Conventionally, this can be compared to the traditional trading business. Buy higher, sell lower. Or vice versa.

What do you traditionally trade:

  • currency pairs
  • stocks
  • futures

Cryptocurrencies also belong to currency pairs, but they are usually singled out in a separate group because of their individual specificity (in addition to signs of money they have resource signs – in particular, the finiteness of the number of Bitcoins).

Trading on the exchange for beginners often starts with currency pairs – they seem more familiar, understandable, and predictable. This is a controversial statement. But psychologically it is more convenient to start with currencies.

How does it all happen?

There are so-called market makers. Large companies and political groups invest a lot of money in the market and are able to really move the price.

The price movement, relatively speaking, is a competition between those who want to “sell high” and those who want to “buy low. Plus, the influence of political events. For example, the news about war or man-made disaster in some country. The currency of that country rapidly begins to fall in value – big investors withdraw their funds, saving investments.

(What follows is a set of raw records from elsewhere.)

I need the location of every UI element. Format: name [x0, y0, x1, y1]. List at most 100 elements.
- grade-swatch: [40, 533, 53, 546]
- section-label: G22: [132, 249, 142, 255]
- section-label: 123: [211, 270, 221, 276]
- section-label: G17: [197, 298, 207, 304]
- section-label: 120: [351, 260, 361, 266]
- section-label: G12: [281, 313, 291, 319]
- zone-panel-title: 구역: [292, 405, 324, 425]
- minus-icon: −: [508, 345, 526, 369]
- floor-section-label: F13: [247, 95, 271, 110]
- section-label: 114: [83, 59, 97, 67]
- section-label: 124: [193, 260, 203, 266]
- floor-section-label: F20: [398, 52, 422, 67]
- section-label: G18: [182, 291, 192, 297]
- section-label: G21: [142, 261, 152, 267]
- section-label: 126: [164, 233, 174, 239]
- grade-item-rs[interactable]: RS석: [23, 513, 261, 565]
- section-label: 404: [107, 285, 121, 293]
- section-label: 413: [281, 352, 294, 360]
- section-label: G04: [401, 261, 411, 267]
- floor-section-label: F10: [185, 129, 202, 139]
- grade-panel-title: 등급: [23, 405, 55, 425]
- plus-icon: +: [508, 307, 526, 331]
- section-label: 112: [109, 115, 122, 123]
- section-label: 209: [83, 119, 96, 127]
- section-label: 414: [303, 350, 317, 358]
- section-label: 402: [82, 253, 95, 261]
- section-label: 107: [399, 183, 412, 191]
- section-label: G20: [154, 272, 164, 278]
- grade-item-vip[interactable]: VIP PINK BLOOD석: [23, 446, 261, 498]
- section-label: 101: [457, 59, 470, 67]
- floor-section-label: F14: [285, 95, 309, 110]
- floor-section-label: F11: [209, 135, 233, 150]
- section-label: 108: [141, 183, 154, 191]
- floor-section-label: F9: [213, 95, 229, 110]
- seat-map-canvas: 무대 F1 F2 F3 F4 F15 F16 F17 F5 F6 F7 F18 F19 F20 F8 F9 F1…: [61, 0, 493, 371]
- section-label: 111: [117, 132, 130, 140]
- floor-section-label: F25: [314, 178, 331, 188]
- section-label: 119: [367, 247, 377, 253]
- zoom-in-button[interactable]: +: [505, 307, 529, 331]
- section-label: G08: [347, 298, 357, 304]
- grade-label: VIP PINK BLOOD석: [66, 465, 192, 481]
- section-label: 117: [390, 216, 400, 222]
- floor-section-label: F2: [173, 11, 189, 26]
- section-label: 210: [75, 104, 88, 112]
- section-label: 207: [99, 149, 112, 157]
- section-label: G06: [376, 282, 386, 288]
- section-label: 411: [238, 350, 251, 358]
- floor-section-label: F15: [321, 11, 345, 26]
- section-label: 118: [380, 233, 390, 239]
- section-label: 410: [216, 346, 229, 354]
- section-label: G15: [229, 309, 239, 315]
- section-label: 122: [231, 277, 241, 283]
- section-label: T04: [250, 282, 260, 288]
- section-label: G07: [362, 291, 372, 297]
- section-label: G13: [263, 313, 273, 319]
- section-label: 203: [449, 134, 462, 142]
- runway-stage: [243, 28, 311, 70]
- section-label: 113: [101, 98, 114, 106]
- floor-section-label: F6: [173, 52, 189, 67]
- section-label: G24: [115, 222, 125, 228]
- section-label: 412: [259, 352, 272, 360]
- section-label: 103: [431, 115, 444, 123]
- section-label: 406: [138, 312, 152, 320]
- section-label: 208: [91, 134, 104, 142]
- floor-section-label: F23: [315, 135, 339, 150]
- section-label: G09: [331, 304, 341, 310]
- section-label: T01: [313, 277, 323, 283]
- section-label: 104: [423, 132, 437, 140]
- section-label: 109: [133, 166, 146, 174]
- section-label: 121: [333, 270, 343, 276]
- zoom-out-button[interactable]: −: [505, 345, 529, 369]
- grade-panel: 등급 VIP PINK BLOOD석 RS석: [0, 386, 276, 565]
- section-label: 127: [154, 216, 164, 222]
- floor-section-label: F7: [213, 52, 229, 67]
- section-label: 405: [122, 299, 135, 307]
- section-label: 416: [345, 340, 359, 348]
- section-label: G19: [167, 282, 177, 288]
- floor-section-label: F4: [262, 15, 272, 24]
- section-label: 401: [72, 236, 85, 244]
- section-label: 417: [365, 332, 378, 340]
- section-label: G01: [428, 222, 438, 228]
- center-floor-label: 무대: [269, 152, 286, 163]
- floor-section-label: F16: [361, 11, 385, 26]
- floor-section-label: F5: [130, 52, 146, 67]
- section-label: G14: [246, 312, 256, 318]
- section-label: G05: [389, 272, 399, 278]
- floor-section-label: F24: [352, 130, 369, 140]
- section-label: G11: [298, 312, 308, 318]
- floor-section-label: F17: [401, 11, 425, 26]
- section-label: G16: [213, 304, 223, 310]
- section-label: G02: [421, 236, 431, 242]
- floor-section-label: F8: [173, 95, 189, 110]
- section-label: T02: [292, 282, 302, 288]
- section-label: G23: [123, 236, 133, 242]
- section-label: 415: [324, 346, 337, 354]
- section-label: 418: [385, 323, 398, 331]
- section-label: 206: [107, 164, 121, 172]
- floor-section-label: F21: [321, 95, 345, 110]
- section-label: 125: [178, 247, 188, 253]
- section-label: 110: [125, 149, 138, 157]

This is a rough example, but it gives an approximate idea of what is going on in the financial market.

The average trader has no effect on the market, but having analyzed the situation correctly, he can add his capital to those who are now moving the market and making a profit. But his investments are insignificant compared to some national banks, and to enter the market, you need a broker – a company, consolidating funds invested by traders and transmitting an “order” to buy or sell on the foreign market.

Normally the brokerage company is an intermediary between traders and the real market. In reality, it isn’t always so. That’s what generates the most persistent myths.

Swindle or a way to earn?

There are two completely polar opinions.

  1. Trading on the exchange is a complete scam. There is no trading, you are just dragged off the money.
  2. Trading on the exchange – it is easy. You can double your investment in a couple of days. Those who lose are just idiots who have not found the “magic button”.

Adequate brokers do exist and with a certain approach, trading can bring substantial profits.

But the percentage of cheaters in this area is high. And real trading is the same profession, as well as any other. In order not to lose investments, and in the future to increase them, you will have to learn the strategies, study the behavior of currencies and other assets, act strictly according to your plan.

Do not confuse trading and gambling. People with a passion for gambling are strictly not recommended to work in trading. With 99% probability excitement and emotionality will lead to the loss of all funds.

Where to trade?

Conventionally, there are three types of “brokers” – companies that provide trading opportunities.

Classical swindle – most often it is in addition to the classic pathos of “push the button – you will get the result” kind. To get the result, you will, by all means, have to register with a certain brokerage company, which has already had a lot of negative feedbacks, associated with wrong quotes, losing money, and inability to withdraw money.

And the problem is not that newbies, who do not know how to trade (although the percentage of successful traders really ranges from 5% to 10% and below we will explain why). In this case, it is impossible to withdraw the investment in principle. The broker does not exist in principle.

Deceived traders are drawn a picture with quotes that move chaotically. The transferred funds are deposited to the accounts of the owners of the scam. And given the fact that these “failed companies” are registered at the other side of the world, trying to recover their hard-earned money is virtually impossible.

Remember

There is no single strategy, no magic trading robot, which you could turn on and count the profits. Neither paid nor free. If you are offered such a thing – it’s a sure-fire scam (otherwise we would have been full of millionaires).




Kevin Doran

I have been trading forex since 2015. Over the past few years, I have tried and tested all the most popular Forex Brokers. I publish my reviews to help you choose a reliable broker and reduce your risks.